Para Alexandre Lourenço, presidente da Associação Portuguesa de Administradores Hospitalares (APAH), os resultados agora publicados confirmam que as contratações autorizadas nos últimos meses continuam a ser insuficientes para assegurar urgências e repor a diminuição do período normal de trabalho. “Era expectável, o que não se compreende é por que motivo se insiste em continuar a gastar mais com trabalho extraordinário e prestações de serviço em vez de autorizar as contratações”, lamenta.
Este ano, o Governo deu maior autonomia aos hospitais para substituírem profissionais de baixa prolongada ou saídas definitivas para a reforma, mas a regra excluiu médicos e as novas contratações continuam a estar dependentes de luz verde da Saúde e das Finanças, chegando a demorar vários meses.

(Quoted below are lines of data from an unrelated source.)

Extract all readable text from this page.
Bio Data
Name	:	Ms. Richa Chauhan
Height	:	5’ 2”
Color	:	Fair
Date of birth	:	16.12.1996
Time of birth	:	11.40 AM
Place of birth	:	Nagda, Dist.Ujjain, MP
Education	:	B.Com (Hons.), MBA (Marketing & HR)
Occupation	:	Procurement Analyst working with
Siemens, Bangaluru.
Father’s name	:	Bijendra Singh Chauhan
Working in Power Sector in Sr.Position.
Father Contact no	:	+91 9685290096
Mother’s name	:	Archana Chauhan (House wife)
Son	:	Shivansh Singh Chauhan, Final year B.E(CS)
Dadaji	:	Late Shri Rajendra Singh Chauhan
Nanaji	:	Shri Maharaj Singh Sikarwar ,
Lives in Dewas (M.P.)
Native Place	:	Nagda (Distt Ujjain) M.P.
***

Quanto à deterioração dos resultados financeiros, Alexandre Lourenço diz revelar a suborçamentação do SNS. “Houve um reforço financeiro, mas continua a ser insuficiente e a gerar ineficiências nos hospitais”, alerta. A APAH tem defendido que o dinheiro que é injectado ao longo do ano nos hospitais para saldar dívidas em atraso a fornecedores seja incluído nos orçamentos iniciais. Em setembro os hospitais totalizavam 895,6 milhões de euros em dívidas vencidas, dos quais 503 ME em faturas cujo prazo de pagamento foi ultrapassado há mais de 90 dias – os chamados pagamentos em atraso – valores mais baixos do que em 2018. É esperada uma nova tranche para os hospitais pagarem a fornecedores até ao fim do ano e a expectativa é agora conhecer o OE de 2020.

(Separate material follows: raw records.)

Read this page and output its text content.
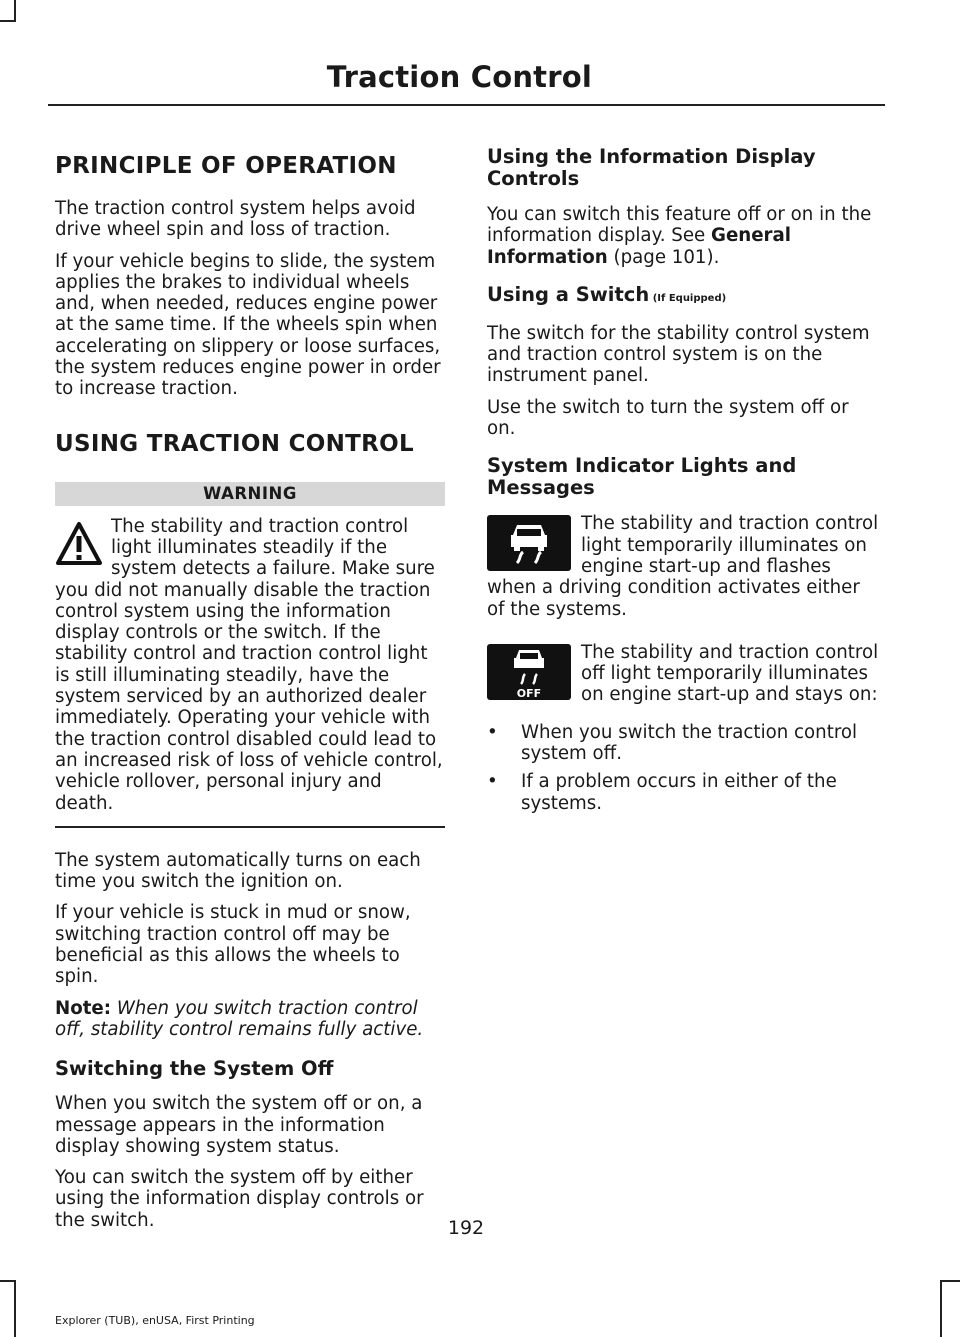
Traction Control
PRINCIPLE OF OPERATION

The traction control system helps avoid drive wheel spin and loss of traction.

If your vehicle begins to slide, the system applies the brakes to individual wheels and, when needed, reduces engine power at the same time. If the wheels spin when accelerating on slippery or loose surfaces, the system reduces engine power in order to increase traction.

USING TRACTION CONTROL
WARNING

The stability and traction control light illuminates steadily if the system detects a failure. Make sure you did not manually disable the traction control system using the information display controls or the switch. If the stability control and traction control light is still illuminating steadily, have the system serviced by an authorized dealer immediately. Operating your vehicle with the traction control disabled could lead to an increased risk of loss of vehicle control, vehicle rollover, personal injury and death.

The system automatically turns on each time you switch the ignition on.

If your vehicle is stuck in mud or snow, switching traction control off may be beneficial as this allows the wheels to spin.

Note: When you switch traction control off, stability control remains fully active.

Switching the System Off

When you switch the system off or on, a message appears in the information display showing system status.

You can switch the system off by either using the information display controls or the switch.

Using the Information Display Controls

You can switch this feature off or on in the information display. See General Information (page 101).

Using a Switch (If Equipped)

The switch for the stability control system and traction control system is on the instrument panel.

Use the switch to turn the system off or on.

System Indicator Lights and Messages

The stability and traction control light temporarily illuminates on engine start-up and flashes when a driving condition activates either of the systems.

OFF

The stability and traction control off light temporarily illuminates on engine start-up and stays on:

• When you switch the traction control system off.
• If a problem occurs in either of the systems.
192
Explorer (TUB), enUSA, First Printing
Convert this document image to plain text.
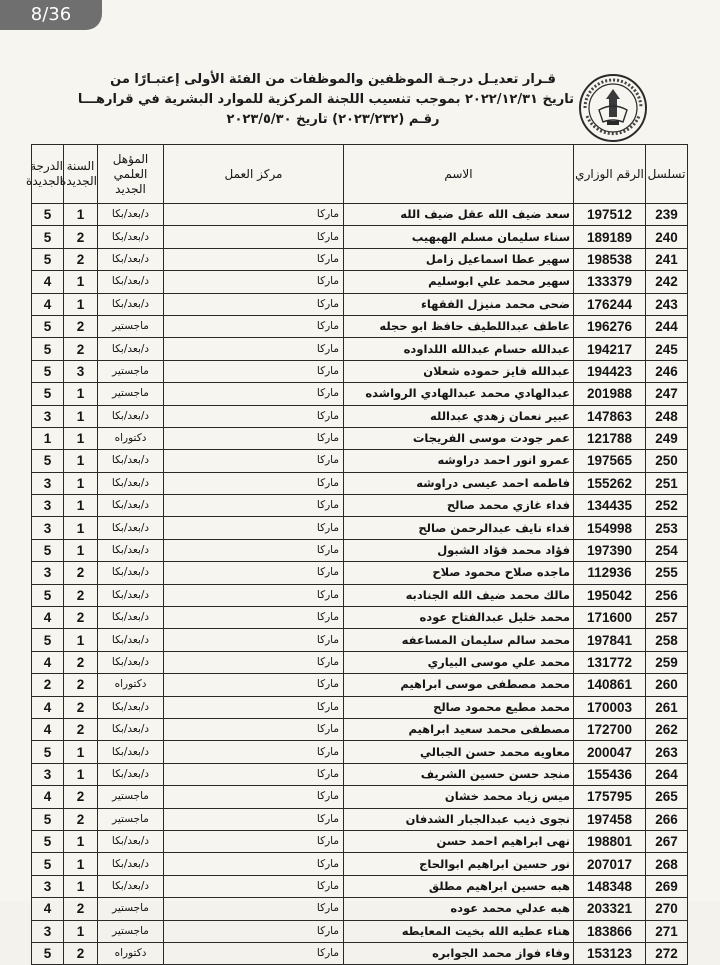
8/36
قـرار تعديـل درجـة الموظفين والموظفات من الفئة الأولى إعتبـارًا من
تاريخ ٢٠٢٢/١٢/٣١ بموجب تنسيب اللجنة المركزية للموارد البشرية في قرارهـــا
رقـم (٢٠٢٣/٢٣٢) تاريخ ٢٠٢٣/٥/٣٠
تسلسل	الرقم الوزاري	الاسم	مركز العمل	المؤهل العلمي الجديد	السنة الجديدة	الدرجة الجديدة
239	197512	سعد ضيف الله عقل ضيف الله	ماركا	د/بعد/بكا	1	5
240	189189	سناء سليمان مسلم الهبهيب	ماركا	د/بعد/بكا	2	5
241	198538	سهير عطا اسماعيل زامل	ماركا	د/بعد/بكا	2	5
242	133379	سهير محمد علي ابوسليم	ماركا	د/بعد/بكا	1	4
243	176244	ضحى محمد منيزل الفقهاء	ماركا	د/بعد/بكا	1	4
244	196276	عاطف عبداللطيف حافظ ابو حجله	ماركا	ماجستير	2	5
245	194217	عبدالله حسام عبدالله اللداوده	ماركا	د/بعد/بكا	2	5
246	194423	عبدالله فايز حموده شعلان	ماركا	ماجستير	3	5
247	201988	عبدالهادي محمد عبدالهادي الرواشده	ماركا	ماجستير	1	5
248	147863	عبير نعمان زهدي عبدالله	ماركا	د/بعد/بكا	1	3
249	121788	عمر جودت موسى الفريجات	ماركا	دكتوراه	1	1
250	197565	عمرو انور احمد دراوشه	ماركا	د/بعد/بكا	1	5
251	155262	فاطمه احمد عيسى دراوشه	ماركا	د/بعد/بكا	1	3
252	134435	فداء غازي محمد صالح	ماركا	د/بعد/بكا	1	3
253	154998	فداء نايف عبدالرحمن صالح	ماركا	د/بعد/بكا	1	3
254	197390	فؤاد محمد فؤاد الشبول	ماركا	د/بعد/بكا	1	5
255	112936	ماجده صلاح محمود صلاح	ماركا	د/بعد/بكا	2	3
256	195042	مالك محمد ضيف الله الجنادبه	ماركا	د/بعد/بكا	2	5
257	171600	محمد خليل عبدالفتاح عوده	ماركا	د/بعد/بكا	2	4
258	197841	محمد سالم سليمان المساعفه	ماركا	د/بعد/بكا	1	5
259	131772	محمد علي موسى البياري	ماركا	د/بعد/بكا	2	4
260	140861	محمد مصطفى موسى ابراهيم	ماركا	دكتوراه	2	2
261	170003	محمد مطيع محمود صالح	ماركا	د/بعد/بكا	2	4
262	172700	مصطفى محمد سعيد ابراهيم	ماركا	د/بعد/بكا	2	4
263	200047	معاويه محمد حسن الجبالي	ماركا	د/بعد/بكا	1	5
264	155436	منجد حسن حسين الشريف	ماركا	د/بعد/بكا	1	3
265	175795	ميس زياد محمد خشان	ماركا	ماجستير	2	4
266	197458	نجوى ذيب عبدالجبار الشدفان	ماركا	ماجستير	2	5
267	198801	نهى ابراهيم احمد حسن	ماركا	د/بعد/بكا	1	5
268	207017	نور حسين ابراهيم ابوالحاج	ماركا	د/بعد/بكا	1	5
269	148348	هبه حسين ابراهيم مطلق	ماركا	د/بعد/بكا	1	3
270	203321	هبه عدلي محمد عوده	ماركا	ماجستير	2	4
271	183866	هناء عطيه الله بخيت المعايطه	ماركا	ماجستير	1	3
272	153123	وفاء فواز محمد الجوابره	ماركا	دكتوراه	2	5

Concurso para recém-especialistas este mês
O Ministério da Saúde garante estar a “trabalhar para reforçar os recursos humanos” no SNS, mas para já adianta apenas que está prevista a abertura do segundo concurso do ano de colocação de médicos recém-especialistas ainda este mês.

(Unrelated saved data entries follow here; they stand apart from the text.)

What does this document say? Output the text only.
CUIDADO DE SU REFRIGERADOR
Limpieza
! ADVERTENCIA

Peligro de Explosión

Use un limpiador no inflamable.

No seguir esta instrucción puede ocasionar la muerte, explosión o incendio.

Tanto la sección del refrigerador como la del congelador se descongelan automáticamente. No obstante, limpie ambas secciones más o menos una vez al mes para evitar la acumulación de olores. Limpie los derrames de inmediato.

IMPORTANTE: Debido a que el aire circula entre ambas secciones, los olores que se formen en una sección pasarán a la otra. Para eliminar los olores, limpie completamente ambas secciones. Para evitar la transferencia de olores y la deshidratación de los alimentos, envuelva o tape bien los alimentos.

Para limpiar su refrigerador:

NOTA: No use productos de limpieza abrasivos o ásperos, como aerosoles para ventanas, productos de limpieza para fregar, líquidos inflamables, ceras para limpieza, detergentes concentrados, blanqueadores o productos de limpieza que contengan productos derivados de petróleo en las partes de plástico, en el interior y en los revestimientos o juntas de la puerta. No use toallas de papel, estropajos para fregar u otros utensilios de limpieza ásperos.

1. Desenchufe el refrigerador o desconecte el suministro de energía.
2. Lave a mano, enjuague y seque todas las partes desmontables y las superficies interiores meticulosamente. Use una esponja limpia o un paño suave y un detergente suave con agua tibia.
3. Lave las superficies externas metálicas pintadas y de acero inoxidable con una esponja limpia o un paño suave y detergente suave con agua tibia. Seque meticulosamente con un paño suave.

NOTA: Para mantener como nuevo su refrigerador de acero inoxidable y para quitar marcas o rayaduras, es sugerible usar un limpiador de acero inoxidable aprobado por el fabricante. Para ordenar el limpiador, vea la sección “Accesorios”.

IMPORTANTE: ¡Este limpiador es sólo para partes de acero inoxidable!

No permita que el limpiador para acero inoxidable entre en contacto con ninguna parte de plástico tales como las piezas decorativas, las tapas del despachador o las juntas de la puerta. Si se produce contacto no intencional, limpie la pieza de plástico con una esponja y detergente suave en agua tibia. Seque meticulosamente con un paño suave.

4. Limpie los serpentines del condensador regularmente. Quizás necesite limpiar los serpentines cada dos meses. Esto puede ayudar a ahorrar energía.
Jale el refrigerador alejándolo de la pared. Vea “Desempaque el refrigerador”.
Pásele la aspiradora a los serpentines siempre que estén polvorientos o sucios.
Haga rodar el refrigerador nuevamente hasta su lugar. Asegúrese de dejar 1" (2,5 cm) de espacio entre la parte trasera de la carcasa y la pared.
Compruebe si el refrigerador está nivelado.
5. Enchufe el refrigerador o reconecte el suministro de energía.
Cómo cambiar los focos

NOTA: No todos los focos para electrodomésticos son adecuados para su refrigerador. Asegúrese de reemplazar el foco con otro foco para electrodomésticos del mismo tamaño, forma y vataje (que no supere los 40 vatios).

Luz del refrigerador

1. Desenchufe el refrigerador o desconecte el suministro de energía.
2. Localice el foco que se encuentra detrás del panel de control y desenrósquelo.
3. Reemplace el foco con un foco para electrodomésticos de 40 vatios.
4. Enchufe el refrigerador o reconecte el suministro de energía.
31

Questionado pelo i sobre os motivos para o crescimento do trabalho extraordinário e prestações de serviço e sobre se existe um levantamento de quantos profissionais são ainda necessários nos hospitais para repor o regresso às 35 horas, a tutela deu apenas esta indicação, respondendo ao crescimento da despesa com o facto de as entidades do SNS estarem a aumentar o movimento assistencial.
A tutela avança com os dados de outubro, que ainda não estão publicados no site da ACSS, e que apontam para um aumento de 1,7% nas consultas médicas e de 4,2% nas cirurgias nos hospitais do SNS.